Konuya ilişkin şube binasında basın toplantısı düzenleyen İnşaat Mühendisler Odası (İMA) Diyarbakır Şube Başkanı Nihat Noyan, ikinci bir Kartal vakası yaşanmadan önlemin alınması gerektiğini vurguladı. Noyan, “Diyarbakır'ın Bağlar ilçesi 5 Nisan Mahallesi 691. Sokakta bulunan Dilan Apartmanında Çevre ve Şehircilik İl Müdürlüğünün 22 Şubat 2019 tarihinde hasarlı olduğuna dair raporuna istinaden bina girişine tabela asılarak bu binanın tehlike arz ettiği belirtilmiştir. İMO Diyarbakır Şube olarak durumu tespiti ile ilgili yerinde yaptığımız inceleme, üç başlık altında değerlendirilmiştir. Kolan kesitiyle ilgili hasar, beton ezilmesi sonucu kolonların taşıma güçlerinden kaynaklı hasarlar, sonradan eklenen kiriş ve kolonlar şeklinde inceleme yapılmış. Orta bölgedeki kolonlarda meydana gelen ani hasar nedeniyle oluşan yapısal hasarlar tespit edilmiştir” dedi.
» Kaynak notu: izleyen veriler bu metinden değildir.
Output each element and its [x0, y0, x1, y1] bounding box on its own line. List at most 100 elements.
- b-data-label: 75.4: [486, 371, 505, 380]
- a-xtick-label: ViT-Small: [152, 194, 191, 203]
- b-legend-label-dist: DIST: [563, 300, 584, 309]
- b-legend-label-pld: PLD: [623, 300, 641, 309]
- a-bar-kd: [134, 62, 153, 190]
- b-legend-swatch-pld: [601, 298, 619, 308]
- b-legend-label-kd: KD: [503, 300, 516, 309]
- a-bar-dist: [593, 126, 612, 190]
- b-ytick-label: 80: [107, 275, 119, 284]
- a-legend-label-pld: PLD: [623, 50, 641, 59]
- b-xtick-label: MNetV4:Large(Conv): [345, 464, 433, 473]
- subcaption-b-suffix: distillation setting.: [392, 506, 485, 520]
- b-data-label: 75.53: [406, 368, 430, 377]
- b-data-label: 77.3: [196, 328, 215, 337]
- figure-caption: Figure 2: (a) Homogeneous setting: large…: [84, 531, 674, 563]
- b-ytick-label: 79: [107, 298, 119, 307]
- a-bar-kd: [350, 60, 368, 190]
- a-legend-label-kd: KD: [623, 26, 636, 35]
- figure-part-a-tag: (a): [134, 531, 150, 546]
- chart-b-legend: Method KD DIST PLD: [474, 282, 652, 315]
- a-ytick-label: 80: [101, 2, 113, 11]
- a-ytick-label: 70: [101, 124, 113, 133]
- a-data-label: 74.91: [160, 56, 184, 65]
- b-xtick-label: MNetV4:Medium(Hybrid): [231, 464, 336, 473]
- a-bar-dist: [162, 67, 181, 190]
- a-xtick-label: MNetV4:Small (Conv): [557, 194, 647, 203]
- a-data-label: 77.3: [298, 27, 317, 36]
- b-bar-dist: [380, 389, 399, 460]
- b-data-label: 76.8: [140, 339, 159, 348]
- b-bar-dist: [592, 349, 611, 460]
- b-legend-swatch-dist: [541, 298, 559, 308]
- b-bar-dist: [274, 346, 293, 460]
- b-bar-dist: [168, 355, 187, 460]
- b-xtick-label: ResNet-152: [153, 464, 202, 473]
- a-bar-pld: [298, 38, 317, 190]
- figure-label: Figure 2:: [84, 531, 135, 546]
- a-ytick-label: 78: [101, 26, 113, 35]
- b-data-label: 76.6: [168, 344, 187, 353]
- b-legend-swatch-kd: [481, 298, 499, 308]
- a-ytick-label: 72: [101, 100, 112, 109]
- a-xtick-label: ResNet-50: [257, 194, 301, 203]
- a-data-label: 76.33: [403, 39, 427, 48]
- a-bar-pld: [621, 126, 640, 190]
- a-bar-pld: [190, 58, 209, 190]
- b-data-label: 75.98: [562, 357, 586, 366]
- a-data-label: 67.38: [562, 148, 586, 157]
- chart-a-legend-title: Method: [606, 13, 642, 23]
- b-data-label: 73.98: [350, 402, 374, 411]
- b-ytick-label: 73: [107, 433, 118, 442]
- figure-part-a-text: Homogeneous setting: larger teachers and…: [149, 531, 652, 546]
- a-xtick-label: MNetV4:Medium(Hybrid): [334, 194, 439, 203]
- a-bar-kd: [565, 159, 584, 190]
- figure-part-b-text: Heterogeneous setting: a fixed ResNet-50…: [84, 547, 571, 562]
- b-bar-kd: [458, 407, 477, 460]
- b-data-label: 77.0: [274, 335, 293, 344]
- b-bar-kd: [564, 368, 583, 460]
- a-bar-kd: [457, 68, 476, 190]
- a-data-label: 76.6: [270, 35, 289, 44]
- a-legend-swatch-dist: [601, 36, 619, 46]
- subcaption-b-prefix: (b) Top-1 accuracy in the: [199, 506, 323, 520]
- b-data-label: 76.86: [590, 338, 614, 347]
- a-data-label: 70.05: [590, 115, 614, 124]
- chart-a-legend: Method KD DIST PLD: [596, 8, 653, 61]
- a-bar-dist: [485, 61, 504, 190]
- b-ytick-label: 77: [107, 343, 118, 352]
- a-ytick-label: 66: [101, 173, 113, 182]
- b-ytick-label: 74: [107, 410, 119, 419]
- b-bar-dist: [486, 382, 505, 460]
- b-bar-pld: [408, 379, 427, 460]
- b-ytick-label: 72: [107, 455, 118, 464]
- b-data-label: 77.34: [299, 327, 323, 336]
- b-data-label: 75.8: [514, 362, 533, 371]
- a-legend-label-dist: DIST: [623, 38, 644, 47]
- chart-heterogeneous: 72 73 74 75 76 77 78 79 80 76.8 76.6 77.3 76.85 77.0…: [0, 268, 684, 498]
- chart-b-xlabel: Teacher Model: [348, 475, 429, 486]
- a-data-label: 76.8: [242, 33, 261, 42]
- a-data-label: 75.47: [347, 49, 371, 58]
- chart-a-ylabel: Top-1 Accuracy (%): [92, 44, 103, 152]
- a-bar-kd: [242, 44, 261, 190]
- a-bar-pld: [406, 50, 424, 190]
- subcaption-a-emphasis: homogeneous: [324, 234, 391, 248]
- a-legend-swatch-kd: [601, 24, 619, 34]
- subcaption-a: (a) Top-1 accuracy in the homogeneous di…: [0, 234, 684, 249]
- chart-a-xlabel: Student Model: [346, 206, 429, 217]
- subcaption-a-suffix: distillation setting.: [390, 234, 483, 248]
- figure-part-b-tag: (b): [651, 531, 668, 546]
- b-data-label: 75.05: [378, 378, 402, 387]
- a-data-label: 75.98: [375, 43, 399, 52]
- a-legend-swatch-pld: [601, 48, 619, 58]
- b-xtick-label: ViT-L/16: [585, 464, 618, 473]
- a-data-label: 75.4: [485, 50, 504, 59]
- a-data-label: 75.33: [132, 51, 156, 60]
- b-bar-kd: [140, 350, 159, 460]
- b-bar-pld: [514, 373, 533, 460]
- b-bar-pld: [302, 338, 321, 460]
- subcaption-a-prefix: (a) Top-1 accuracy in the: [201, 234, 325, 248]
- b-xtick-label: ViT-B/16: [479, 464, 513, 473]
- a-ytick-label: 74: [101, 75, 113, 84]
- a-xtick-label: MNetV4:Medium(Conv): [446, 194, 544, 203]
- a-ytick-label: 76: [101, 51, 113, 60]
“Can ve mal güvenliği tehdit etmektedir”
“Beton dayanımının düşük olması, donatı düzenleme esaslarına uyulmaması, kolon ebatlarının mevcut yükü karşılayamamasından dolayı bir kolonun betonunda ezilme tespit edilmiş diğer üç kolonda ise çatlaklar meydana geldiği tespit edilmiştir” Noyan, “Kirişlerde de yer yer çatlaklar meydana geldiği gözlemlenmiştir. Bu ön inceleme sonucunda yapının taşıma gücü yitirdiği tarafımızca değerlendirilmiştir. Yapı mevcut haliyle can ve mal güvenliği tehdit etmektedir. Bundan dolayı yapının acilen boşaltılması ve çevre güvenliğinin alınması gerekmektedir. İlgili kurumlara çağrımızdır, ikinci bir Kartal vakası yaşanmadan görevlerini yapmaya davet ediyoruz. TMMOB İnşaat Mühendisleri Odası olarak bu işin takipçisi olacağımızı belirtiyoruz” diye konuştu.
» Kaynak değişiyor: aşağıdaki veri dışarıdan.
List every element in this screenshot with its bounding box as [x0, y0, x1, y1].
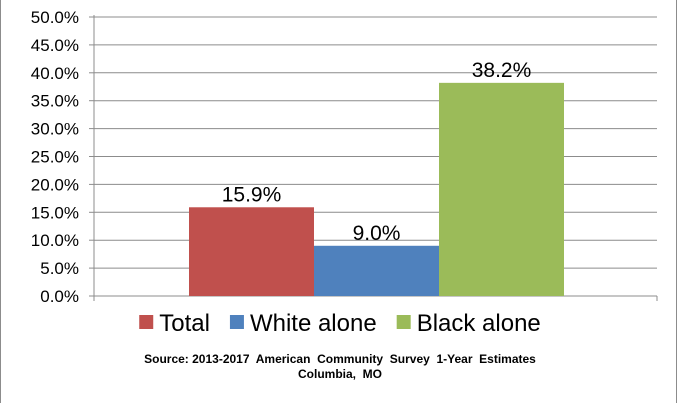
legend-swatch [229, 315, 244, 329]
y-tick-label: 45.0% [31, 36, 79, 55]
bar [439, 82, 564, 297]
y-tick-label: 40.0% [31, 64, 79, 83]
y-tick-label: 25.0% [31, 148, 79, 167]
bar [189, 207, 314, 296]
legend-swatch [396, 315, 411, 329]
y-tick-label: 0.0% [40, 287, 79, 306]
bar [314, 245, 439, 296]
data-label: 9.0% [353, 222, 401, 245]
bars [189, 82, 564, 297]
legend-label: Black alone [417, 310, 541, 337]
y-tick-labels: 0.0% 5.0% 10.0% 15.0% 20.0% 25.0% 30.0% 35.0% 40… [31, 8, 79, 306]
legend-label: White alone [250, 310, 377, 337]
source-line-1: Source: 2013-2017 American Community Sur… [144, 352, 536, 366]
y-tick-label: 5.0% [40, 259, 79, 278]
y-tick-label: 35.0% [31, 92, 79, 111]
legend-swatch [139, 315, 154, 329]
y-tick-label: 10.0% [31, 231, 79, 250]
source-note: Source: 2013-2017 American Community Sur… [1, 352, 678, 382]
y-tick-label: 30.0% [31, 120, 79, 139]
y-tick-label: 15.0% [31, 203, 79, 222]
data-labels: 15.9% 9.0% 38.2% [222, 59, 532, 245]
data-label: 15.9% [222, 183, 282, 206]
legend: Total White alone Black alone [139, 310, 541, 337]
source-line-2: Columbia, MO [298, 367, 382, 381]
y-tick-label: 50.0% [31, 8, 79, 27]
gridlines [94, 16, 657, 269]
y-tick-label: 20.0% [31, 175, 79, 194]
legend-label: Total [159, 310, 210, 337]
data-label: 38.2% [472, 59, 532, 82]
“İmar affı yıkımlara yol açacak”
İmar Affı'na da değinen Noyan, sağlıklı kentleşmenin ve güvenli yapılaşmanın birinci derecede sorumlusu olan iktidarın, mülkiyet, yapı grubu ve yapı sınıfı gibi idari ve teknik konuları mal sahibinin beyanına bağlayan tasarı ile bilimi, tekniği ve uygulayıcıları olan mühendis, mimar ve şehir planlama mesleklerini işlevsiz kıldığına işaret etti. İmar Affı'nın vatandaşın can ve mal güvenliğini yok saydığını ve beraberinde ciddi riskler taşıdığını savunan Noyan, affın uzun sürede yıkımlara yol açacağını iddia etti.
“Bina sakinleri tehlikenin farkında değil”
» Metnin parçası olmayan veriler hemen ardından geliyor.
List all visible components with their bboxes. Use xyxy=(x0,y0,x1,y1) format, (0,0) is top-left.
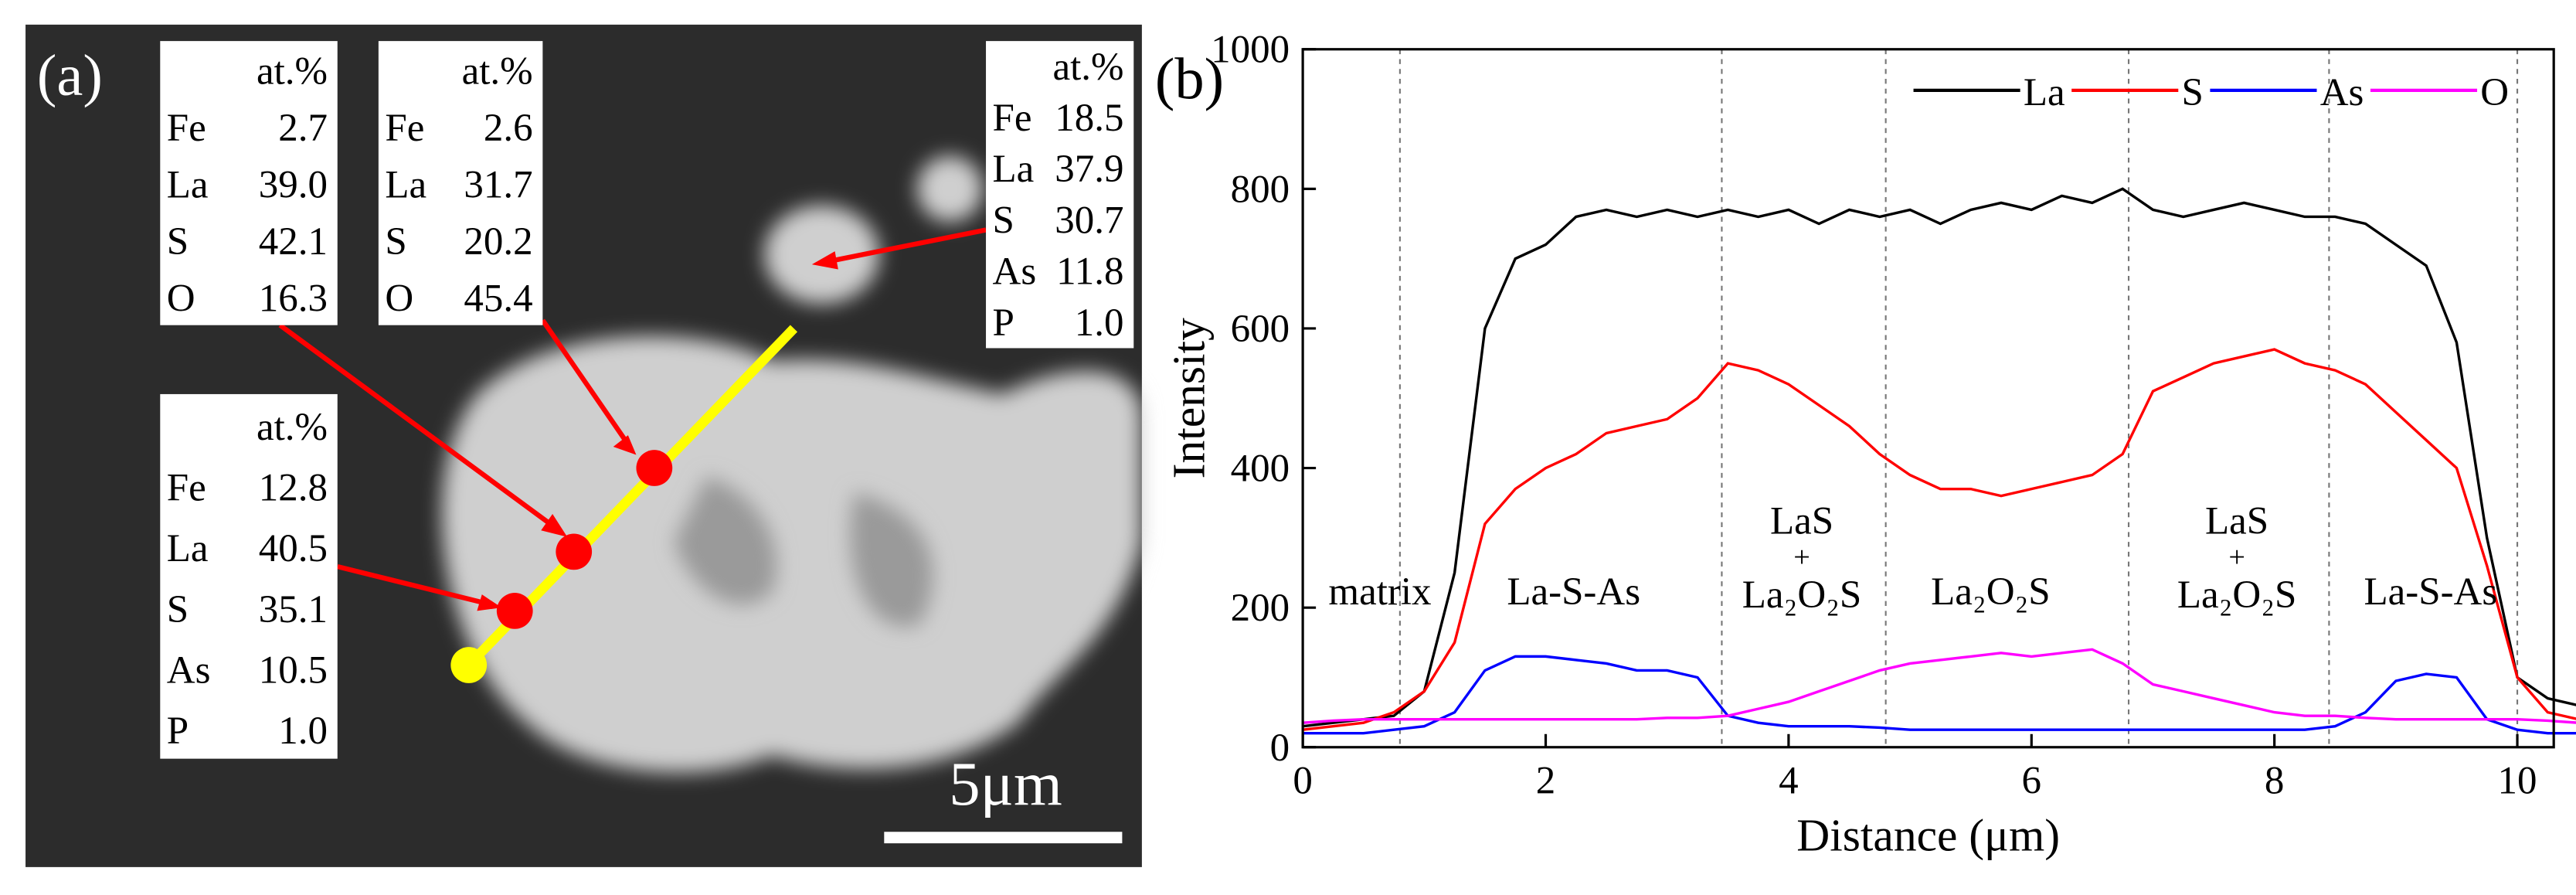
element-value: 30.7 xyxy=(1055,199,1123,242)
table-box xyxy=(986,41,1134,349)
region-label: + xyxy=(2228,541,2245,573)
region-label: matrix xyxy=(1328,570,1431,614)
y-tick-label: 0 xyxy=(1270,727,1290,770)
element-name: P xyxy=(167,710,189,753)
element-value: 35.1 xyxy=(259,588,328,631)
y-tick-label: 400 xyxy=(1231,448,1290,491)
x-tick-label: 2 xyxy=(1536,759,1556,802)
y-tick-label: 800 xyxy=(1231,168,1290,211)
panel-b: 0 2 4 6 8 10 0 200 400 600 800 1000 Distance (μm) Int… xyxy=(1155,29,2576,861)
element-name: Fe xyxy=(167,107,206,150)
legend-label: O xyxy=(2480,71,2509,114)
x-axis-label: Distance (μm) xyxy=(1796,810,2060,861)
table-box xyxy=(378,41,543,325)
panel-a: 5μm (a) at.% Fe 2.7 La 39.0 S 42.1 O 16.3 at.% Fe 2… xyxy=(25,24,1142,867)
element-name: O xyxy=(167,277,195,320)
element-name: S xyxy=(167,220,189,264)
element-name: La xyxy=(993,148,1035,191)
element-value: 20.2 xyxy=(464,220,532,264)
region-label: La-S-As xyxy=(2364,570,2497,614)
x-tick-label: 0 xyxy=(1293,759,1312,802)
composition-table: at.% Fe 12.8 La 40.5 S 35.1 As 10.5 P 1.0 xyxy=(160,393,338,759)
x-tick-label: 4 xyxy=(1779,759,1799,802)
x-tick-label: 8 xyxy=(2265,759,2285,802)
panel-label: (a) xyxy=(37,43,103,108)
element-name: La xyxy=(167,527,209,570)
element-value: 31.7 xyxy=(464,163,532,206)
element-value: 1.0 xyxy=(278,710,328,753)
element-name: La xyxy=(167,163,209,206)
composition-table: at.% Fe 2.6 La 31.7 S 20.2 O 45.4 xyxy=(378,41,543,325)
element-name: S xyxy=(993,199,1014,242)
element-value: 1.0 xyxy=(1075,301,1124,345)
x-tick-label: 6 xyxy=(2022,759,2042,802)
series-line xyxy=(1302,348,2576,731)
element-name: La xyxy=(385,163,427,206)
table-header: at.% xyxy=(257,406,328,449)
phase xyxy=(674,476,933,627)
point xyxy=(496,593,533,629)
element-name: P xyxy=(993,301,1014,345)
y-tick-label: 600 xyxy=(1231,308,1290,351)
point xyxy=(636,450,673,486)
element-name: Fe xyxy=(385,107,424,150)
legend-label: As xyxy=(2320,71,2364,114)
region-label: La₂O₂S xyxy=(2177,573,2297,617)
element-value: 45.4 xyxy=(464,277,532,320)
element-name: O xyxy=(385,277,413,320)
plot-frame xyxy=(1301,48,2555,749)
region-label: La₂O₂S xyxy=(1931,570,2051,614)
scale-label: 5μm xyxy=(949,750,1062,818)
y-axis-label: Intensity xyxy=(1164,318,1215,478)
element-name: S xyxy=(167,588,189,631)
region-label: La-S-As xyxy=(1507,570,1640,614)
element-value: 39.0 xyxy=(259,163,328,206)
arrow-heads xyxy=(477,251,838,611)
element-name: Fe xyxy=(167,467,206,510)
legend-label: S xyxy=(2182,71,2204,114)
region-label: LaS xyxy=(2205,500,2268,543)
element-value: 40.5 xyxy=(259,527,328,570)
element-name: S xyxy=(385,220,406,264)
region-label: + xyxy=(1793,541,1810,573)
element-value: 42.1 xyxy=(259,220,328,264)
series-line xyxy=(1303,655,2576,735)
y-tick-label: 1000 xyxy=(1211,29,1290,72)
region-label: LaS xyxy=(1770,500,1833,543)
x-tick-label: 10 xyxy=(2498,759,2537,802)
series-line xyxy=(1303,648,2576,724)
region-label: La₂O₂S xyxy=(1742,573,1862,617)
series-line xyxy=(1302,187,2576,728)
element-value: 11.8 xyxy=(1056,250,1123,294)
table-box xyxy=(160,393,338,759)
element-value: 12.8 xyxy=(259,467,328,510)
scan-start xyxy=(450,647,488,683)
table-header: at.% xyxy=(1053,46,1124,89)
table-box xyxy=(160,41,338,325)
legend-label: La xyxy=(2024,71,2065,114)
composition-table: at.% Fe 18.5 La 37.9 S 30.7 As 11.8 P 1.0 xyxy=(986,41,1134,349)
element-value: 16.3 xyxy=(259,277,328,320)
point xyxy=(556,533,593,570)
table-header: at.% xyxy=(462,49,533,93)
element-name: Fe xyxy=(993,97,1032,140)
element-value: 18.5 xyxy=(1055,97,1123,140)
element-value: 2.7 xyxy=(278,107,328,150)
element-name: As xyxy=(167,648,211,692)
y-tick-label: 200 xyxy=(1231,587,1290,630)
composition-table: at.% Fe 2.7 La 39.0 S 42.1 O 16.3 xyxy=(160,41,338,325)
table-header: at.% xyxy=(257,49,328,93)
arrows xyxy=(278,227,987,607)
element-value: 2.6 xyxy=(484,107,533,150)
element-value: 37.9 xyxy=(1055,148,1123,191)
element-value: 10.5 xyxy=(259,648,328,692)
element-name: As xyxy=(993,250,1037,294)
panel-label: (b) xyxy=(1155,46,1224,111)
Söz konusu bina sakinlerinin tehlikenin farkında olmadığını dile getiren İMO Yönetim Kurulu Üyesi Sevdet Acar ise “Binanın bulunduğu bölgeye bakarsak bölgenin sosyolojik ve ekonomik açıdan standartların altında kalan bir bölge olduğunu görüyoruz. Bölge, 80'li 90'lı yıllarda köylerden kentlere göç sonucunda şu anki halini almış bir bölge. O zaman ki yoğun göç ile beraber mühendislik hizmeti almakzsın inşa edilen yapılar bu yapıların deprem yönetmeliğine uygunluğu tartışılır. Ki zaten çoğu yapının projesi yok ve çoğu yapı da bir kat yapılıp sonradan kaçak olarak üzerine yeniden katlar çıkılmış binalar. Burada yaşayan insanların da gidip yerleşecek başka yerleri yok ya da buna alım güçleri yok. Mevcut kentsel dönüşüm projeleri de bu insanları kapsamayan projeler olduğu için çoğunlukla bu tarz binalar tehlike arz etmesine rağmen insanlar buralarda yaşamaya devam ediyor. Bu çaresiz insanlara bir yol gösterildiği takdirde bu tarz ihbarlarla gerekli mercilere başvurabilirler. İmar barışı ile ilgili mühendislik hizmeti almaksızın tamamen görsel bir planlamayla yapı kaydı alınan yapılar her ne kadar vatandaşı mağdur etmemek için yapılan bir uygulama olarak görünse de aslında uzun vadede büyük bir faciaya sebep olacak bir uygulamadır. Bundan dolayı bu uygulamanın yapım aşamasında Teknik bir destek alınması gerektiğini düşünüyoruz” ifadelerini kullandı.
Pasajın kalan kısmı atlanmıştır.